L’exhérédé reconnaissant.
Il m’est échu un legs modeste, mais qui m’est plus agréable qu’un très ample. Pourquoi plus agréable qu’un très ample ? Pomponia Galla ayant déshérité son fils Asudius Curianus m’avait institué son héritier, et donné pour cohéritiers Sertorius Severus, l’ancien préteur, ainsi que quelques autres chevaliers romains distingués. Curianus me pressait de lui faire don de ma part et d’établir ainsi en sa faveur un jugement préalable ; mais en même temps, il me promettait, par une convention secrète de me laisser intacte cette part. Je lui objectais que mon caractère répugnait à agir ouvertement d’une façon et en secret d’une autre, qu’en outre il n’était pas très correct de faire une donation à un homme riche et sans enfants, qu’en fin de compte il ne profiterait pas de cette donation, tandis qu’il profiterait d’un désistement, et que j’étais prêt à me désister, s’il était clair à mes yeux qu’il eût été déshérité injustement. « Je vous demande d’en être juge, me dit-il. » Après une courte hésitation : « Je le veux bien, dis-je, car je ne vois pas pourquoi j’aurais de moi moins bonne opinion que vous-même. Mais dès maintenant sachez bien que j’aurai le courage, si la loyauté l’exige, de prononcer en faveur de votre mère. » – « Comme vous voudrez, dit-il, car vous ne voudrez que ce qui sera juste. » Je m’adjoignis comme conseillers deux hommes qui jouissaient alors dans notre cité de la plus haute estime, Corellius et Frontinus. Assis entre eux deux je donnai audience à Curianus dans ma chambre. Il dit ce qui, à son avis, était en sa faveur. Je répliquai en peu de mots moi-même (car il n’y avait là personne pour défendre l’honneur de la défunte) ; puis je me retirai, et sur l’avis de mon conseil je dis : « Il semble Curianus, que votre mère a eu de justes motifs d’irritation contre vous. »

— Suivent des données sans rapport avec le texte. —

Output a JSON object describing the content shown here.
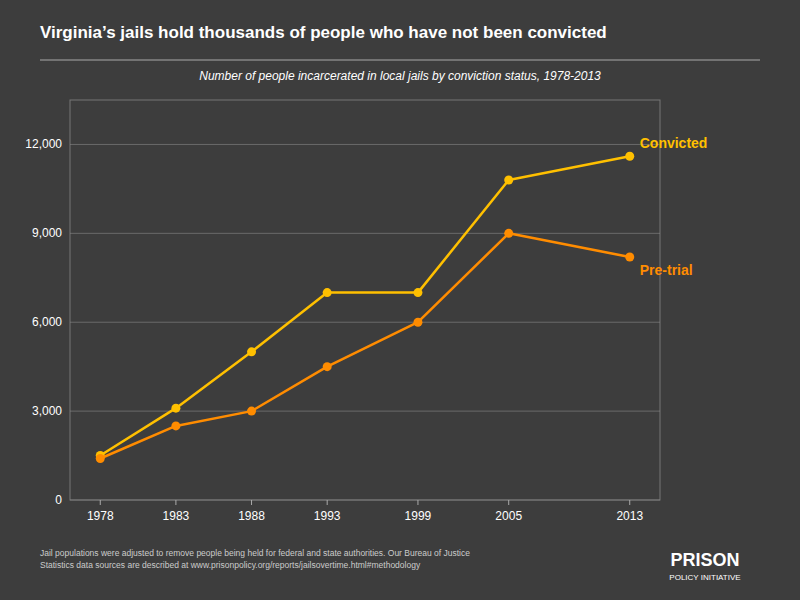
{
  "chart_data": {
    "type": "line",
    "title": "Virginia’s jails hold thousands of people who have not been convicted",
    "subtitle": "Number of people incarcerated in local jails by conviction status, 1978-2013",
    "footnote": "Jail populations were adjusted to remove people being held for federal and state authorities. Our Bureau of Justice\nStatistics data sources are described at www.prisonpolicy.org/reports/jailsovertime.html#methodology",
    "annotations": [
      "PRISON",
      "POLICY INITIATIVE"
    ],
    "x": [
      1978,
      1983,
      1988,
      1993,
      1999,
      2005,
      2013
    ],
    "series": [
      {
        "name": "Convicted",
        "color": "#FFC000",
        "values": [
          1500,
          3100,
          5000,
          7000,
          7000,
          10800,
          11600
        ]
      },
      {
        "name": "Pre-trial",
        "color": "#FF8C00",
        "values": [
          1400,
          2500,
          3000,
          4500,
          6000,
          9000,
          8200
        ]
      }
    ],
    "xlim": [
      1976,
      2015
    ],
    "xticks": [
      1978,
      1983,
      1988,
      1993,
      1999,
      2005,
      2013
    ],
    "ylim": [
      0,
      13500
    ],
    "yticks": [
      0,
      {
        "value": 3000,
        "label": "3,000"
      },
      {
        "value": 6000,
        "label": "6,000"
      },
      {
        "value": 9000,
        "label": "9,000"
      },
      {
        "value": 12000,
        "label": "12,000"
      }
    ],
    "grid": true,
    "marker": "circle",
    "line_style": "solid"
  }
}
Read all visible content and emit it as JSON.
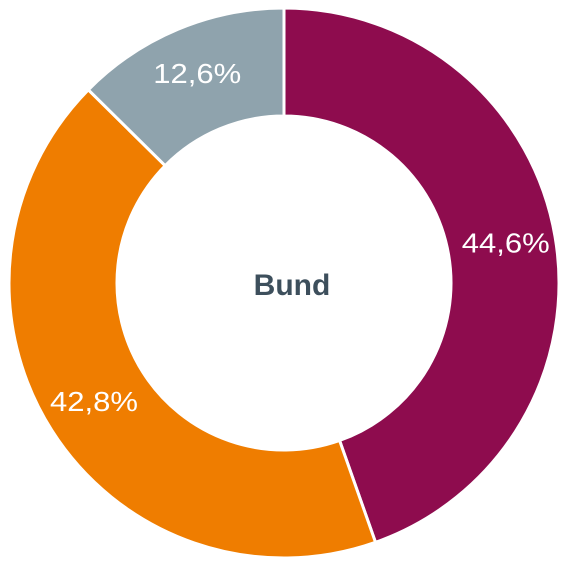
{
  "chart_data": {
    "type": "donut",
    "title": "Bund",
    "categories": [
      null,
      null,
      null
    ],
    "series": [
      {
        "values": [
          44.6,
          42.8,
          12.6
        ],
        "value_labels": [
          "44,6%",
          "42,8%",
          "12,6%"
        ],
        "colors": [
          "#8e0c4e",
          "#ef7d00",
          "#8fa3ad"
        ]
      }
    ]
  }
}
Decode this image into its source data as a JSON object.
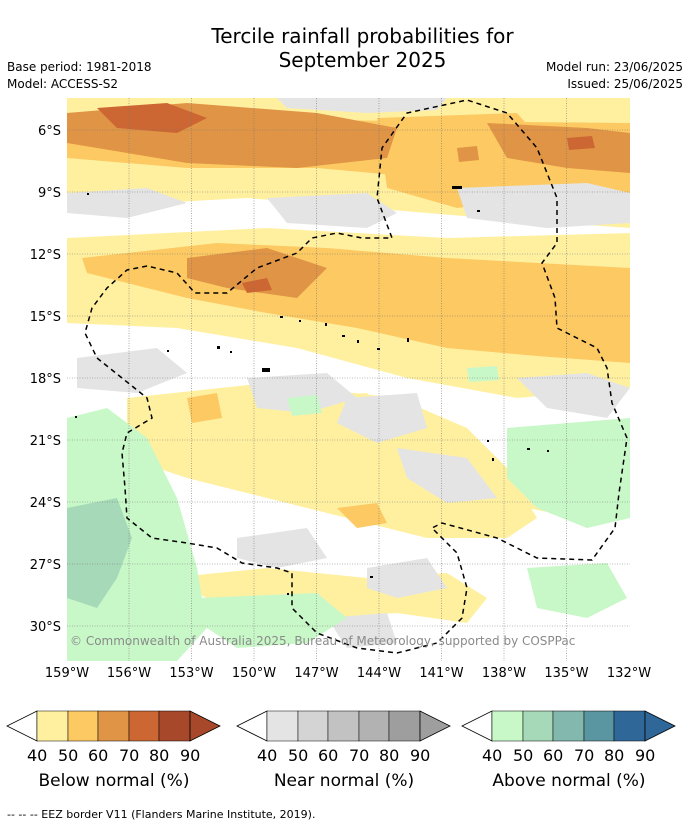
{
  "title_line1": "Tercile rainfall probabilities for",
  "title_line2": "September 2025",
  "base_period": "Base period: 1981-2018",
  "model": "Model: ACCESS-S2",
  "model_run": "Model run: 23/06/2025",
  "issued": "Issued: 25/06/2025",
  "lat_ticks": [
    "6°S",
    "9°S",
    "12°S",
    "15°S",
    "18°S",
    "21°S",
    "24°S",
    "27°S",
    "30°S"
  ],
  "lon_ticks": [
    "159°W",
    "156°W",
    "153°W",
    "150°W",
    "147°W",
    "144°W",
    "141°W",
    "138°W",
    "135°W",
    "132°W"
  ],
  "copyright": "© Commonwealth of Australia 2025, Bureau of Meteorology, supported by COSPPac",
  "colorbars": [
    {
      "label": "Below normal (%)",
      "colors": [
        "#fff0a0",
        "#fdc962",
        "#e09445",
        "#cc6632",
        "#a8482a"
      ],
      "ticks": [
        "40",
        "50",
        "60",
        "70",
        "80",
        "90"
      ]
    },
    {
      "label": "Near normal (%)",
      "colors": [
        "#e4e4e4",
        "#d4d4d4",
        "#c2c2c2",
        "#b2b2b2",
        "#9e9e9e"
      ],
      "ticks": [
        "40",
        "50",
        "60",
        "70",
        "80",
        "90"
      ]
    },
    {
      "label": "Above normal (%)",
      "colors": [
        "#c8f8c8",
        "#a6d9b8",
        "#82b8ad",
        "#5a96a2",
        "#2f6798"
      ],
      "ticks": [
        "40",
        "50",
        "60",
        "70",
        "80",
        "90"
      ]
    }
  ],
  "footer": "--  --  -- EEZ border V11 (Flanders Marine Institute, 2019)."
}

Peu après, il assigna les autres héritiers devant le tribunal des centumvirs, mais il ne me comprit pas dans l’assignation. Le jour du jugement approchait. Mes cohéritiers désiraient un arrangement et une transaction, non par manque de confiance dans leur cause, mais par crainte des circonstances d’alors. Ils redoutaient ce qu’ils avaient vu arriver à beaucoup d’autres, de sortir du tribunal des centumvirs, chargés d’une accusation capitale. Parmi eux en effet il y en avait plusieurs à qui on pouvait reprocher leur amitié avec Gratilla et Rusticus. Ils me prient d’entrer en pourparlers avec Curianus. Nous nous donnons rendez-vous dans le temple de la Concorde ; là je lui dis : « Si votre mère vous avait légué le quart de son héritage, auriez-vous lieu de vous plaindre ? Et si elle vous avait fait son unique héritier jusqu’au dernier sou, mais avait en même temps grevé sa succession de tant de legs, qu’il ne vous en serait pas resté plus du quart ? Vous devriez donc vous tenir pour satisfait, si, déshérité par votre mère, vous receviez néanmoins de ses héritiers le quart de sa succession, auquel je veux encore ajouter du mien. Vous savez que vous ne m’avez pas assigné, que deux ans se sont déjà passés et que j’ai pris possession de tout mon lot par droit d’usucapion. Mais pour vous rendre plus conciliant avec mes cohéritiers, pour que votre considération pour moi ne vous nuise en rien, je vous offre une somme égale pour ma part. » J’ai gagné à cette action non seulement la satisfaction du devoir accompli, mais encore de l’honneur. C’est donc ce Curianus qui m’a laissé un legs, rendant ainsi à mon désintéressement, digne, si je ne me flatte trop, des anciens, un éclatant hommage .
Je vous ai écrit tout cela, parce que j’ai coutume de m’entretenir avec vous comme avec moi-même de toutes mes joies et de toutes mes peines, ensuite parce que je trouve cruel, sachant votre grande affection pour moi, de vous frustrer d’un plaisir dont je jouis moi-même. Car ma sagesse ne va point jusqu’à ne compter pour rien, lorsque je crois avoir fait quelque bonne action, cette sorte de récompense qu’est l’approbation des gens de bien. Adieu.